Nach einem verbreiteten Argument heißt es, dass Stellenabbau im öffentlichen Dienst gerade auf Länderebene nur sehr eingeschränkt möglich sei, weil ein Großteil der Bediensteten in den Bereichen Schule, Polizei und Krankenhäuser tätig sei, in denen umfangreiche Einsparungen nicht möglich und politisch weitgehend übereinstimmend auch nicht gewollt seien. Diese Aussage wird jedoch selten differenziert. So sind beispielsweise nicht alle Bediensteten, die unter die Kategorie „Schule" fallen, als unterrichtende Lehrer, sondern zum Teil auch in der Schulverwaltung tätig. Darüber hinaus üben selbst die unterrichtenden Lehrer zeitweise Tätigkeiten aus, die verwaltenden Charakter haben und insofern auch von Bediensteten erledigt werden könnten, die keine pädagogische Ausbildung haben (Beispiel: Umsetzung der Lernmittelhilfe, Katalogisierungen etc.). Dies gilt sinngemäß auch für die Bereiche Polizei und Krankenhäuser. Welchen Anteil (prozentual und in absoluten Zahlen) machen für die jeweiligen Bereiche Mitarbeiter aus, die (hauptsächlich) in der Verwaltung tätig sind? Welchen Anteil machen Verwaltungstätigkeiten (beispielsweise Umsetzung der Lernmittelhilfe, Führung von Akten, Erstellen von Berichten) bei den einzelnen Gruppen neben ihren eigentlichen Tätigkeiten (Unterricht vor der Klasse, Krankenpflege, polizeilicher Vollzug etc.) aus (ggf. geschätzt)?

Wie viele Stellen haben im Bereich der Polizei einen kw-Vermerk? Welche sind dies, und wo sind sie örtlich angesiedelt?
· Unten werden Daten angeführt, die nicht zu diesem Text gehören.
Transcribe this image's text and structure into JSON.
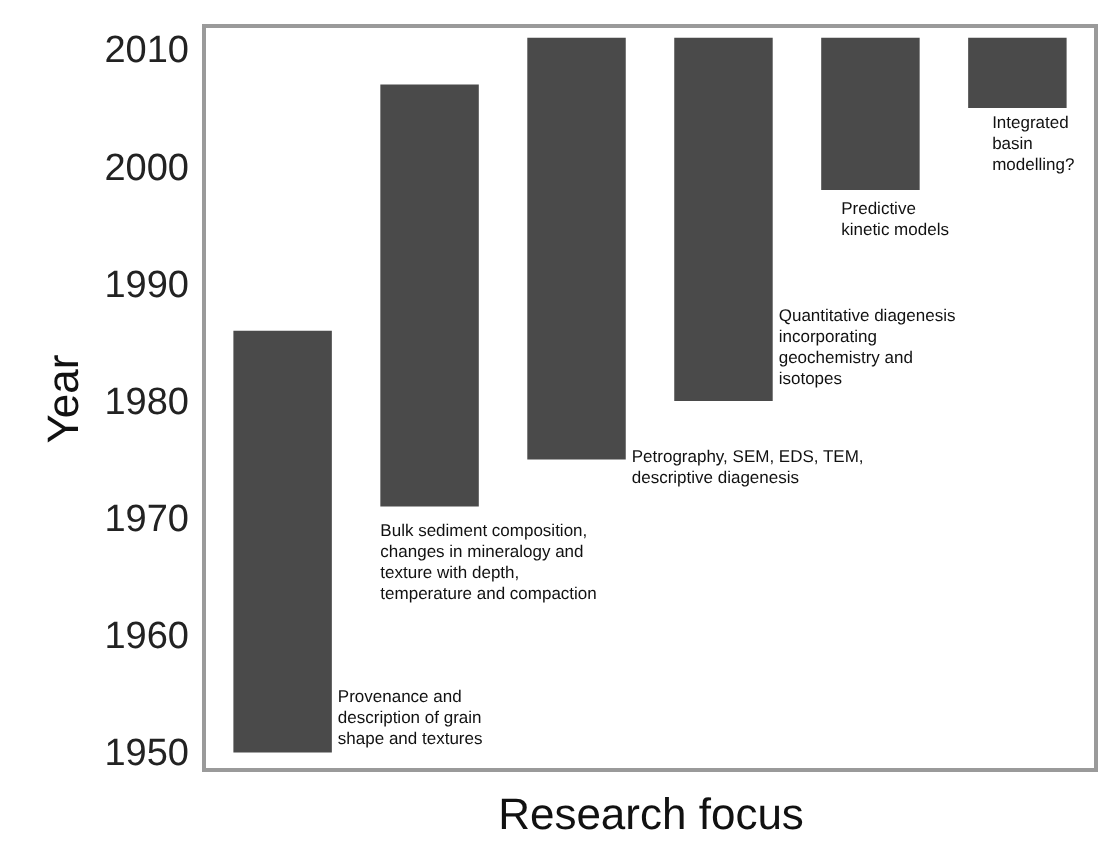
{
  "chart_data": {
    "type": "bar",
    "xlabel": "Research focus",
    "ylabel": "Year",
    "categories": [
      null,
      null,
      null,
      null,
      null,
      null
    ],
    "base": [
      1950,
      1971,
      1975,
      1980,
      1998,
      2005
    ],
    "values": [
      36,
      36,
      36,
      31,
      13,
      6
    ],
    "color": "#4a4a4a",
    "ylim": [
      1948.5,
      2012
    ],
    "yticks": [
      1950,
      1960,
      1970,
      1980,
      1990,
      2000,
      2010
    ],
    "tick_labels": "y",
    "grid": false,
    "annotations": [
      "Provenance and\ndescription of grain\nshape and textures",
      "Bulk sediment composition,\nchanges in mineralogy and\ntexture with depth,\ntemperature and compaction",
      "Petrography, SEM, EDS, TEM,\ndescriptive diagenesis",
      "Quantitative diagenesis\nincorporating\ngeochemistry and\nisotopes",
      "Predictive\nkinetic models",
      "Integrated\nbasin\nmodelling?"
    ]
  }
}
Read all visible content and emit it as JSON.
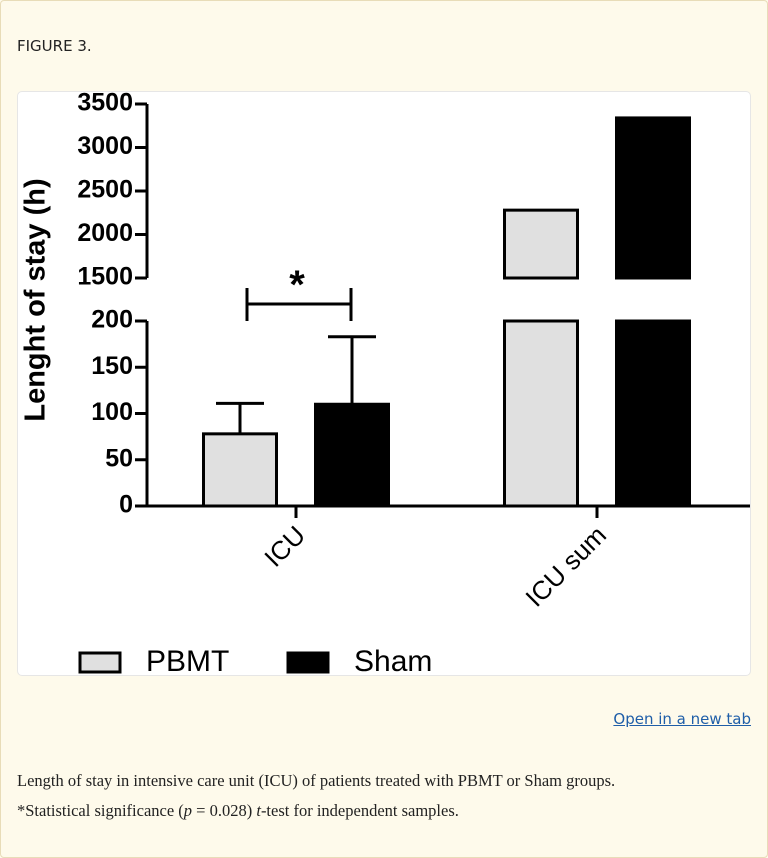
{
  "header": {
    "title": "FIGURE 3."
  },
  "chart_data": {
    "type": "bar",
    "y_label": "Lenght of stay (h)",
    "categories": [
      "ICU",
      "ICU sum"
    ],
    "series": [
      {
        "name": "PBMT",
        "color": "#e0e0e0",
        "values": [
          78,
          2280
        ],
        "errors": [
          33,
          null
        ]
      },
      {
        "name": "Sham",
        "color": "#000000",
        "values": [
          110,
          3340
        ],
        "errors": [
          73,
          null
        ]
      }
    ],
    "ylim": [
      0,
      3500
    ],
    "ybreak": [
      200,
      1500
    ],
    "yticks": [
      0,
      50,
      100,
      150,
      200,
      1500,
      2000,
      2500,
      3000,
      3500
    ],
    "annotation": "*"
  },
  "link": "Open in a new tab",
  "caption": {
    "line1": "Length of stay in intensive care unit (ICU) of patients treated with PBMT or Sham groups.",
    "line2": [
      "*Statistical significance (",
      "p",
      " = 0.028) ",
      "t",
      "-test for independent samples."
    ]
  }
}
3. Abbau von Gesetzen, Vorschriften und Standards:

In dem bereits oben bezeichneten Gabriel/Oppermann-Papier aus 1995 heißt es: „Wir kontrollieren kommunale Gebietskörperschaften durch Landesbehörden auf die Einhaltung landesweiter Standards, streichen den kommunalen Finanzausgleich aber derart zusammen, dass die Kommunen nicht einmal mehr Einrichtungen mit niedrigen Standards finanzieren könnten." Teilt sie diese Auffassung? Welche konkreten Maßnahmen wird sie unternehmen, um kommunale Standards zu reduzieren?

Die kommunalen Spitzenverbände sprechen sich für die Abschaffung von Standards und deren Ersetzung durch Gewährleistungsaufträge aus. Wird die Landesregierung diesen Forderungen folgen, und wenn ja, welche konkreten Maßnahmen will sie wann treffen?

Wann kann mit der Aussetzung welcher Standards für Kindertagesstätten gerechnet werden?

Wird die Landesregierung über eine Bundesratsinitiative eine Änderung des Kindertagesstättengesetzes beantragen, wenn ja, mit welchem Inhalt?

Wird sie künftig sog. Öffnungsklauseln in Standardvorgaben des Landes einführen?

Wenn ja, wo konkret?

Um wieviel Prozent sind in dem Zeitraum 1990 bis 1994 und 1994 bis 1998 die Gesetzesvorlagen des Landes Niedersachsen gestiegen?

Wird die Landesregierung das „Gesetz zur Bewirtschaftung des Gemeindewaldes" künftig streichen?

Welche Maßnahmen wird sie treffen, um die Fachaufsicht zu reduzieren?